Tiger Roll returns to Aintree in Betway Bowl



Tiger Roll returns to Aintree on Thursday – two days earlier than many would initially have expected.

Much has been written and said about the decision of owners Gigginstown House Stud to miss Saturday’s Randox Grand National with their equine great – but he certainly adds a layer of intrigue to the Betway Bowl.

Gigginstown’s gripe with the handicapper was the fact that the dual Grand National winner had the rating of a Grade One horse – and he is about to get the chance to prove who is right.

Tiger Roll is in the care of Denise Foster, and the current incumbent at Cullentra House Stables said: “He’s 11 years old, and it will be a big ask for him. Really we’re just hoping for a nice run from him.

“We can’t be too confident – I am wary of the fact that he is 11. That’s really all you can say about him.

“He left here in good form, and we’ll just have to see what happens. It’s all a bit of a question mark.”

With Davy Russell still sidelined by injury, Jack Kennedy comes in for the mount.

Another popular 11-year-old is lining up in opposition, in the shape of Colin Tizzard’s 2018 Gold Cup winner Native River.

He does so, though, without the aid of his old ally Richard Johnson – who retired on Saturday. The four-time champion jumps jockey has been replaced by Jonjo O’Neill jnr, who won the Denman Chase on Tizzard’s stable star last season.

Native River finished fourth, best of the British, in the Gold Cup last month.

“It’s strange going into a race without Richard – but Jonjo has won on him, so that helps a bit,” said owner Garth Broom.

“We had been dithering a bit about the ground – and while it won’t be ideal, hopefully it will be safe, and on Thursday’s it’s likely to be at its softest.

“It’s quite an open race. On faster ground we wouldn’t have run. He can handle good ground – he won the Denman on it a couple of years ago when unfortunately he picked up a suspensory problem. The thing about the soft ground is that it slows the others down, while he just goes the same speed.

“We’re hoping for a good run from him. He was a bit tired for a week after the Gold Cup – but he’s recovered now, and they say he’s as good as ever, so we’ll hope for the best.

“He’s never been over-raced.
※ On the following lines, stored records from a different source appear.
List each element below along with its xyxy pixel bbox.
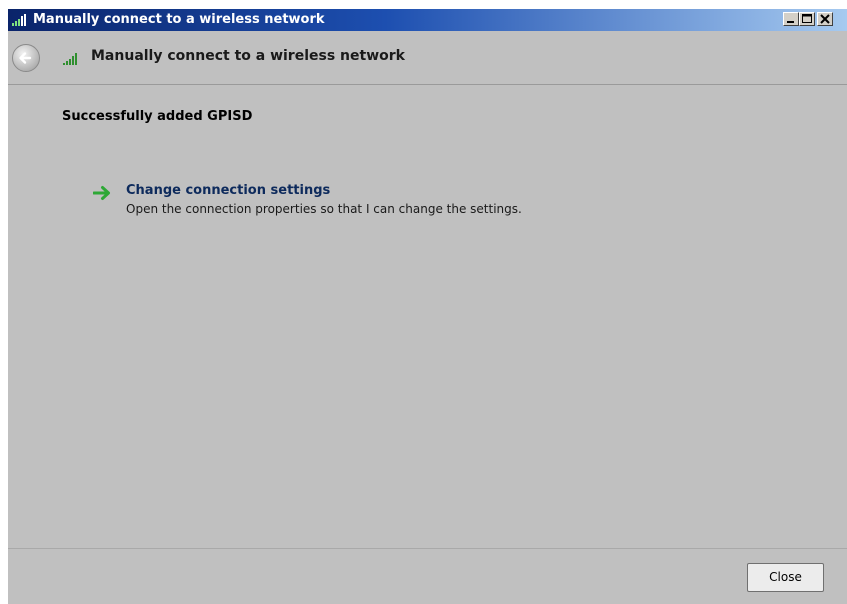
close-button[interactable]: Close xyxy=(747,563,824,592)
close-window-button[interactable] xyxy=(817,12,833,26)
dialog-window: Manually connect to a wireless network M… xyxy=(8,9,847,604)
maximize-icon xyxy=(802,14,812,23)
green-arrow-icon xyxy=(93,186,110,200)
option-title: Change connection settings xyxy=(126,183,331,198)
title-bar[interactable]: Manually connect to a wireless network xyxy=(8,9,847,31)
minimize-button[interactable] xyxy=(783,12,799,26)
main-content: Successfully added GPISD Change connecti… xyxy=(8,85,847,549)
wireless-signal-icon xyxy=(63,53,77,65)
page-title: Manually connect to a wireless network xyxy=(91,48,405,64)
maximize-button[interactable] xyxy=(799,12,815,26)
dialog-footer: Close xyxy=(8,549,847,604)
navigation-bar: Manually connect to a wireless network xyxy=(8,31,847,85)
status-message: Successfully added GPISD xyxy=(62,109,253,124)
option-description: Open the connection properties so that I… xyxy=(126,202,522,216)
close-icon xyxy=(820,14,830,24)
change-connection-settings-link[interactable]: Change connection settings Open the conn… xyxy=(93,181,693,226)
back-arrow-icon[interactable] xyxy=(11,43,41,73)
wireless-signal-icon xyxy=(12,14,26,26)
minimize-icon xyxy=(787,21,794,23)
window-title: Manually connect to a wireless network xyxy=(33,12,325,27)
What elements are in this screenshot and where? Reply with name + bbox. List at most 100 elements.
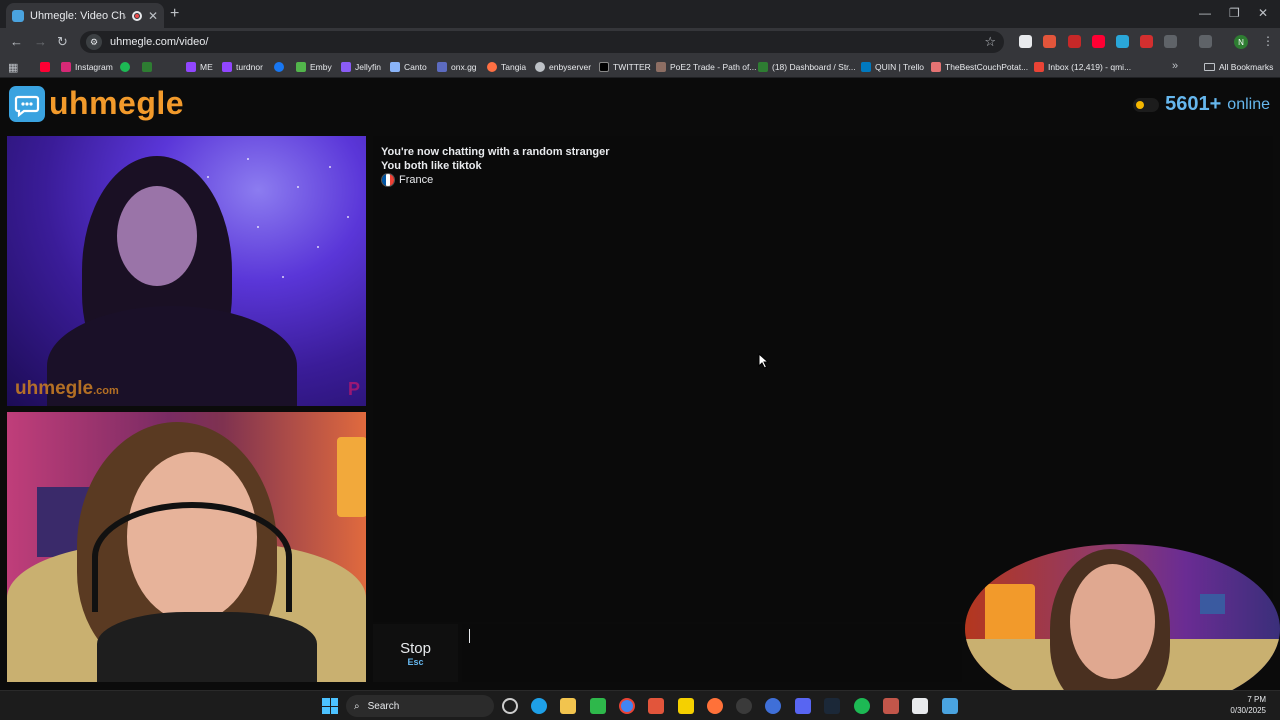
- discord-icon[interactable]: [795, 698, 811, 714]
- bookmark-youtube[interactable]: [40, 59, 54, 75]
- bookmark-trello[interactable]: QUIN | Trello: [861, 59, 924, 75]
- lamp-shade: [337, 437, 366, 517]
- tab-strip: Uhmegle: Video Chat | Ran ✕ + — ❐ ✕: [0, 0, 1280, 28]
- taskbar-search[interactable]: ⌕ Search: [346, 695, 494, 717]
- play-icon[interactable]: [590, 698, 606, 714]
- steam-icon[interactable]: [824, 698, 840, 714]
- stranger-face: [117, 186, 197, 286]
- menu-kebab-icon[interactable]: ⋮: [1262, 34, 1274, 48]
- bookmarks-bar: ▦ Instagram ME turdnor Emby Jellyfin Can…: [0, 56, 1280, 78]
- globe-icon: [535, 62, 545, 72]
- emby-icon: [296, 62, 306, 72]
- recording-indicator-icon: [131, 10, 142, 21]
- app-white-icon[interactable]: [912, 698, 928, 714]
- edge-icon[interactable]: [531, 698, 547, 714]
- text-caret: [469, 629, 470, 643]
- extension-red-icon[interactable]: [1068, 35, 1081, 48]
- p-watermark: P: [347, 379, 360, 399]
- app-orange-icon[interactable]: [648, 698, 664, 714]
- close-tab-icon[interactable]: ✕: [148, 9, 158, 23]
- bookmark-gmail[interactable]: Inbox (12,419) - qmi...: [1034, 59, 1131, 75]
- self-video: [7, 412, 366, 682]
- bookmark-jellyfin[interactable]: Jellyfin: [341, 59, 381, 75]
- bookmark-emby[interactable]: Emby: [296, 59, 332, 75]
- uhmegle-favicon-icon: [12, 9, 24, 22]
- spotify-icon[interactable]: [854, 698, 870, 714]
- all-bookmarks[interactable]: All Bookmarks: [1204, 59, 1273, 75]
- obs-icon[interactable]: [736, 698, 752, 714]
- bookmark-enbyserver[interactable]: enbyserver: [535, 59, 591, 75]
- apps-grid-icon[interactable]: ▦: [8, 61, 18, 74]
- chrome-icon[interactable]: [619, 698, 635, 714]
- stop-label: Stop: [400, 639, 431, 657]
- twitch-icon: [222, 62, 232, 72]
- bookmark-instagram[interactable]: Instagram: [61, 59, 113, 75]
- notepad-icon[interactable]: [942, 698, 958, 714]
- site-logo[interactable]: uhmegle: [9, 85, 184, 122]
- reload-icon[interactable]: ↻: [57, 34, 68, 50]
- webcam-preview-overlay: [965, 544, 1280, 714]
- chat-shared-interest: You both like tiktok: [381, 160, 482, 172]
- more-bookmarks-icon[interactable]: »: [1172, 60, 1178, 72]
- bookmark-tangia[interactable]: Tangia: [487, 59, 526, 75]
- trello-icon: [861, 62, 871, 72]
- bookmark-onx[interactable]: onx.gg: [437, 59, 477, 75]
- close-window-icon[interactable]: ✕: [1258, 6, 1268, 20]
- restore-icon[interactable]: ❐: [1229, 6, 1240, 20]
- bookmark-twitter[interactable]: TWITTER: [599, 59, 651, 75]
- self-shirt: [97, 612, 317, 682]
- mouse-pointer-icon: [758, 353, 770, 369]
- copilot-icon[interactable]: [502, 698, 518, 714]
- bookmark-poe2[interactable]: PoE2 Trade - Path of...: [656, 59, 756, 75]
- bookmark-star-icon[interactable]: ☆: [984, 34, 996, 50]
- extensions-puzzle-icon[interactable]: [1164, 35, 1177, 48]
- x-icon: [599, 62, 609, 72]
- extension-k-icon[interactable]: [1019, 35, 1032, 48]
- side-panel-icon[interactable]: [1199, 35, 1212, 48]
- system-clock[interactable]: 7 PM 0/30/2025: [1230, 694, 1266, 716]
- chat-bubble-icon: [9, 85, 45, 122]
- extension-youtube-icon[interactable]: [1092, 35, 1105, 48]
- stop-button[interactable]: Stop Esc: [373, 624, 458, 682]
- bookmark-couchpotato[interactable]: TheBestCouchPotat...: [931, 59, 1028, 75]
- profile-avatar[interactable]: N: [1234, 35, 1248, 49]
- bookmark-canto[interactable]: Canto: [390, 59, 427, 75]
- file-explorer-icon[interactable]: [560, 698, 576, 714]
- back-icon[interactable]: ←: [10, 34, 23, 49]
- address-bar[interactable]: ⚙ uhmegle.com/video/ ☆: [80, 31, 1004, 53]
- stranger-video: uhmegle.com P: [7, 136, 366, 406]
- forward-icon[interactable]: →: [34, 34, 47, 49]
- bookmark-turdnor[interactable]: turdnor: [222, 59, 263, 75]
- theme-toggle[interactable]: [1133, 97, 1160, 112]
- new-tab-icon[interactable]: +: [170, 5, 179, 23]
- app-red-icon[interactable]: [883, 698, 899, 714]
- chat-country: France: [381, 173, 433, 187]
- message-input[interactable]: [462, 624, 962, 682]
- firefox-icon[interactable]: [707, 698, 723, 714]
- app-blue-icon[interactable]: [765, 698, 781, 714]
- search-icon: ⌕: [354, 700, 360, 712]
- preview-face: [1070, 564, 1155, 679]
- extension-bolt-icon[interactable]: [1116, 35, 1129, 48]
- bookmark-dashboard[interactable]: (18) Dashboard / Str...: [758, 59, 856, 75]
- bookmark-chat[interactable]: [142, 59, 156, 75]
- active-tab[interactable]: Uhmegle: Video Chat | Ran ✕: [6, 3, 164, 28]
- browser-toolbar: ← → ↻ ⚙ uhmegle.com/video/ ☆ N ⋮: [0, 28, 1280, 56]
- extension-fox-icon[interactable]: [1043, 35, 1056, 48]
- windows-start-icon[interactable]: [322, 698, 338, 714]
- bookmark-me[interactable]: ME: [186, 59, 213, 75]
- bookmark-spotify[interactable]: [120, 59, 134, 75]
- site-info-icon[interactable]: ⚙: [86, 34, 102, 50]
- sticky-notes-icon[interactable]: [678, 698, 694, 714]
- tangia-icon: [487, 62, 497, 72]
- couch-icon: [931, 62, 941, 72]
- stop-shortcut: Esc: [407, 656, 424, 667]
- logo-text: uhmegle: [49, 85, 185, 121]
- extension-shield-icon[interactable]: [1140, 35, 1153, 48]
- uhmegle-page: uhmegle 5601+ online uhmegle.com P You'r…: [0, 79, 1280, 714]
- folder-icon: [1204, 63, 1215, 71]
- spotify-icon: [120, 62, 130, 72]
- minimize-icon[interactable]: —: [1199, 6, 1211, 20]
- bookmark-facebook[interactable]: [274, 59, 288, 75]
- tab-title: Uhmegle: Video Chat | Ran: [30, 9, 126, 22]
This will be just his fourth run of the season, and he’s got a good record at the Mildmay Course.

“He’s never been over-raced, this will be just his fourth run of the season and he’s got a good record at the Mildmay Course.”

It seemed hard work for Native River at Cheltenham. A habitual front-runner usually, he could never get to the front at any stage.

“At Cheltenham, the last twice he has run in the Gold Cup he hasn’t gone with his usual enthusiasm,” added Broome.

“I’m wondering if he’s remembering the hard race he had there when he won it.

“The main thing is that he comes back safe. I think we should get one more year out of him – but the first time he shows he’s not enjoying it, we’ll be thinking of retirement.”

Paul Nicholls skipped the Gold Cup with dual King George winner Clan Des Obeaux, in preference for this race, but he has been fitted with first-time cheekpieces after he surprisingly failed to beat stablemate Secret Investor at Newbury.

“He ran very well last time at Newbury when just failing to give 6lb to Secret Investor, who picked up an injury and may not run again until Christmas,” Nicholls told Betfair.

“We felt after Newbury that fitting cheekpieces might help Clan’s concentration, and they seemed to sharpen him up when he worked in them on Saturday.

“He’s in good shape, and if the cheekpieces do the trick then he has an obvious chance.”

Nicholls also runs Real Steel, not seen since pulling up in the King George.

“He hasn’t been the easiest to train but was showing something last time when he travelled well in the King George on Boxing Day until stopping quickly turning into the straight,” said Nicholls.

“It transpired he had bled, so this is a bit of a recovery mission, but we’ve freshened him up and are hoping for better from him.”

Clondaw Castle steps up in grade for Tom George, having won a Kempton handicap last time – which his trainer previously used as a springboard to success here for Nacarat.

“He steps up into Grade One company for the first time. He’s had a good season – he’s up to a mark of 160,” said George.

“I think he’s ready for the next step. He’s improved again for the step up in distance.

“He won the old Racing Post Chase at Kempton off a big weight – the same we did with Nacarat 10 years ago. Let’s hope we can follow in his footsteps.”

Nicky Henderson also steps Mister Fisher up in trip. He was in the process of running a good race in the Ryanair, but two bad mistakes eventually meant he was pulled up.

“It is rather unfair that he comes here off the back of the formbook saying he was pulled up in the Ryanair – he ran a really good race,” said Henderson.

“Coming down the hill Allaho and Min were going flat to the boards, and Mister Fisher was literally on their tails and looked like finishing third, but he’d been flat out for a long way and did get tired. Nico (de Boinville) quite rightly looked after him.

“If he stays three miles, which I’ll be disappointed if he doesn’t, it will tell us where we’re going next season.”